On Death, and Dying, and Loss, and Grief
I feel lost,
I feel angry,
I feel like this past year can’t possibly have been real.
I just don’t even know where to start or what to write. I don’t know how to answer when people ask me how I am. I don’t have words enough to express what I’m feeling.
In the last 365 days I’ve lost a best friend, a grandmother-in-law, a father-in-law, and my dad. I’m reeling, I’m numb, I’m in shock, I’m overwhelmed, I’m lost.
I.just.don’t.know.
One year ago my world changed with the words, “Jenn died.” Truth-be-told I never really got the chance to properly mourn Jenn’s passing. Two weeks after Jenn died, my dad was rushed to the hospital and my grandmother-in-law was unexpectedly moved to hospice care at almost the exact same time, we were pulling up to the hospital dad was in when we got the call about grandmom; grandmom passed two days later, dad spent almost a month in the hospital and getting stronger in rehab. Dad was a rock star in rehab; he was better than he’d been in years, but hope is a cruel bitch and pulled the rug out from under us. Shortly after dad returned home from rehab dad had a terrifying, steep, rapid, (did I mention terrifying?) decline. Dad rebounded from that decline and spent the next ten months declining and rebounding, declining and rebounding, declining and rebounding; it was a terrifying, emotional, and exhausting roller coaster ride of good health, bad health, and really bad health. Dad mostly declined over these last few months; I started reading about grief before death. It was like losing Nanny to dementia ten years ago, the dad who still existed wasn’t the dad we all knew and loved; he wasn’t the Reds he and rest of the world knew and loved.
Dad was in bad shape when my father-in-law suddenly passed away after a long battle with Parkinson’s disease. The night of my father-in-law’s viewing my own dad could barely walk or stand up on his own; six days later I got a call that dad wasn’t doing well and I worried if he’d make it through the night. The next morning we took him to the hospital, all the neighbors were out as dad was loaded in to the private ambulance we called to take him to the good hospital where his cardiologist practices, my brother and I remarked it was like they were out saying goodbye to dad. As it turns out, they were, dad never returned home. After seven days in the hospital and twelve days in rehab he had his third or fourth (I don’t remember now) heart attack and died on the afternoon of August 18th.
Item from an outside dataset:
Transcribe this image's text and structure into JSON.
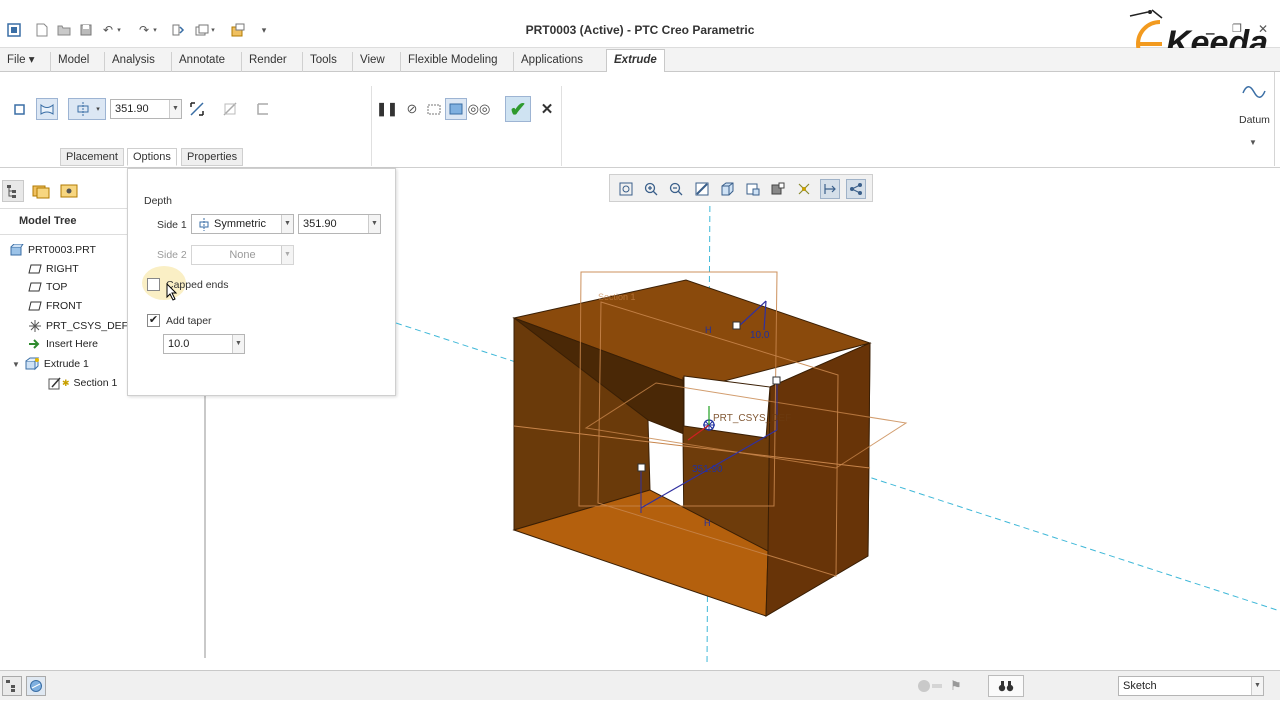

You know you always expect “the phone call” to come in the middle of the night. I never expected the call to come a little before 7am on a Tuesday morning, but it did. “Your dad’s unresponsive, he still has vitals, but he’s unresponsive, he’s been taken to the hospital.” I called my mother and my brother and rushed to the hospital hoping and praying the rush hour traffic would be unusually light and that dad wouldn’t die before I or someone got to the hospital. Turns out we all made it before he died, but honestly in reality dad was gone before any of us got there, he’d crashed in the ER. Because there was no DNR on file they revived him and transferred him to a hospital with an ICU, where the cardiologist informed us dad was in multi organ failure, at about 1pm dad passed away surrounded by all of us.
It’s a little past midnight on September 1st, two weeks since dad passed away and a year and a day since Jenn died. The last 366 days have been a study in grief, and loss, and fear, and sorrow, and I’m not sure what it is I am supposed to have learned from them. I’m so lost, and confused, and adrift, I’m not sure if there’s even anything to be learned from so much loss in such a compressed amount of time. I.just.don’t.know.